Let’s say you want users to input their SSN in your UI, so you create a React component and give it a nice name, something like <SsnInput />.

import React from "react"
import ReactDOM from "react-dom"

function SsnInput() {
  const [state, setState] = React.useState("")
  function handleChange(e: React.ChangeEvent<HTMLInputElement>) {
    setState(e.target.value)
  }
  return <input value={state} onChange={handleChange} />
}

ReactDOM.render(
  <React.StrictMode>
    <SsnInput />
  </React.StrictMode>,
  document.getElementById("root")
)

Then you think, we really only want digits in the social security number so let’s use type="number":

diff --git a/src/index.tsx b/src/index.tsx
index b35e8a7..aaddd35 100644
--- a/src/index.tsx
+++ b/src/index.tsx
@@ -6,7 +6,7 @@ function SsnInput() {
   function handleChange(e: React.ChangeEvent<HTMLInputElement>) {
     setState(e.target.value)
   }
-  return <input value={state} onChange={handleChange} />
+  return <input value={state} onChange={handleChange} type="number" />
 }

 ReactDOM.render(

But now there is a problem. Users can input their social security numbers, but once they add a dash -, the input stops working and defaults to an empty string.

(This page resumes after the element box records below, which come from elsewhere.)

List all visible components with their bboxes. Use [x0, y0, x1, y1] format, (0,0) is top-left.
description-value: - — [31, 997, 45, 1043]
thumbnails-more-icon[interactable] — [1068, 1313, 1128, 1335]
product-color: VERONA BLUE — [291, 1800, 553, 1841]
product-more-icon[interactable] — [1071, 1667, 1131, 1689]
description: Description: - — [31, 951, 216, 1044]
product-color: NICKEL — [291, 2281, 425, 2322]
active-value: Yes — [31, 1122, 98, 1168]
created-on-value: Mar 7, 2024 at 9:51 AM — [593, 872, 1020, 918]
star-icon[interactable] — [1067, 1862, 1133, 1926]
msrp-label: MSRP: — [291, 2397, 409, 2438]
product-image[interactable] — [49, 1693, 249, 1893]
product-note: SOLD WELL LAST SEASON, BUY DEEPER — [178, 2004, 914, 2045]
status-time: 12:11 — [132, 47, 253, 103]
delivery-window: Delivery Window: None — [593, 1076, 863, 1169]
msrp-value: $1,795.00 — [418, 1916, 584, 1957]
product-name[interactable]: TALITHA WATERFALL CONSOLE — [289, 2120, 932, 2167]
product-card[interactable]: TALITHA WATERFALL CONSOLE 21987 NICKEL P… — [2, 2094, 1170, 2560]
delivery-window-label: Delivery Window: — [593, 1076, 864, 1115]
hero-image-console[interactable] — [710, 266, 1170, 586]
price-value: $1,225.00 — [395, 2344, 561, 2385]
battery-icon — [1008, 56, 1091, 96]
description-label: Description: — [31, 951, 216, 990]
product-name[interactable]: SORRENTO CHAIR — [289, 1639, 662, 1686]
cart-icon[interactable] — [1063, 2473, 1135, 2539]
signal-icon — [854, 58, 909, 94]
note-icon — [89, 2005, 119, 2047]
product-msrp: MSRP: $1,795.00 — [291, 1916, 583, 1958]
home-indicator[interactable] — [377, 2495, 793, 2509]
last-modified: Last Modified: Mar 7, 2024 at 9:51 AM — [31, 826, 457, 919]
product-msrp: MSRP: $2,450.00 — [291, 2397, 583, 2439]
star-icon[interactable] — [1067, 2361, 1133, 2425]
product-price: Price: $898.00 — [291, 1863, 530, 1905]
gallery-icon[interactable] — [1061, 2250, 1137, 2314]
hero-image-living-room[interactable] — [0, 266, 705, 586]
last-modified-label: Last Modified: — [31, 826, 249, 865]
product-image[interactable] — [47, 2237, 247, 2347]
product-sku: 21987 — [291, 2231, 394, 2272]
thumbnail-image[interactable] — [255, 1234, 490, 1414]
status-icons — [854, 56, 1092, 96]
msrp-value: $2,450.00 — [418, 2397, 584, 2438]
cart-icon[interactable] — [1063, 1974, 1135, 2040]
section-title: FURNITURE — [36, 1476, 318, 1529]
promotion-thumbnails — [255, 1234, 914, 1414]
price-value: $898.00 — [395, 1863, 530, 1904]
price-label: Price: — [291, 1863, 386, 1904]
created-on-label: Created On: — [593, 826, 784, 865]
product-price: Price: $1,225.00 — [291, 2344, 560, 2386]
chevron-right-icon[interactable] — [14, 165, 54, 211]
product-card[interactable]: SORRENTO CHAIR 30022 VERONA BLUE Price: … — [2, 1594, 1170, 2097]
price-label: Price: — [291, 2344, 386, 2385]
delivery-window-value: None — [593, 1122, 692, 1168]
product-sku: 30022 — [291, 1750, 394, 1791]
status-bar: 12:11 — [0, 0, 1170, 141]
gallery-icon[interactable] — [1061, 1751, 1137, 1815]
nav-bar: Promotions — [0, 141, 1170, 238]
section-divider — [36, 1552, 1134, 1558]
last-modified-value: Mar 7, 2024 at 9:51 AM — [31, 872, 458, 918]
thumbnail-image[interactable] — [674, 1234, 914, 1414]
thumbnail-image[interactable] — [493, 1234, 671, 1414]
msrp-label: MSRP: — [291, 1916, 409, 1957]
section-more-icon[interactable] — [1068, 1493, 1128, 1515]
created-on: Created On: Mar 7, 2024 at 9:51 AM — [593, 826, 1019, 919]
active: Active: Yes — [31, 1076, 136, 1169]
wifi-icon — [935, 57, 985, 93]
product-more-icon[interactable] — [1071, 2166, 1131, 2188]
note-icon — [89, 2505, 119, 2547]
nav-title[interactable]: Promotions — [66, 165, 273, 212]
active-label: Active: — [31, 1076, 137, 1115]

Turns out this is a known issue with type="number" and <input />, which we can reproduce in plain JS:

const input = document.createElement("input")
input.type = "number"
input.value = ""
input.oninput = e => {
  input.value = e.target.value
}
document.getElementById("root").appendChild(input)

TL;DR: Using type="number" is risky business

Also, there’s a related issue for React, but as we’ve seen, this buggy UX is caused by the fundamental behavior of <input type="number" />.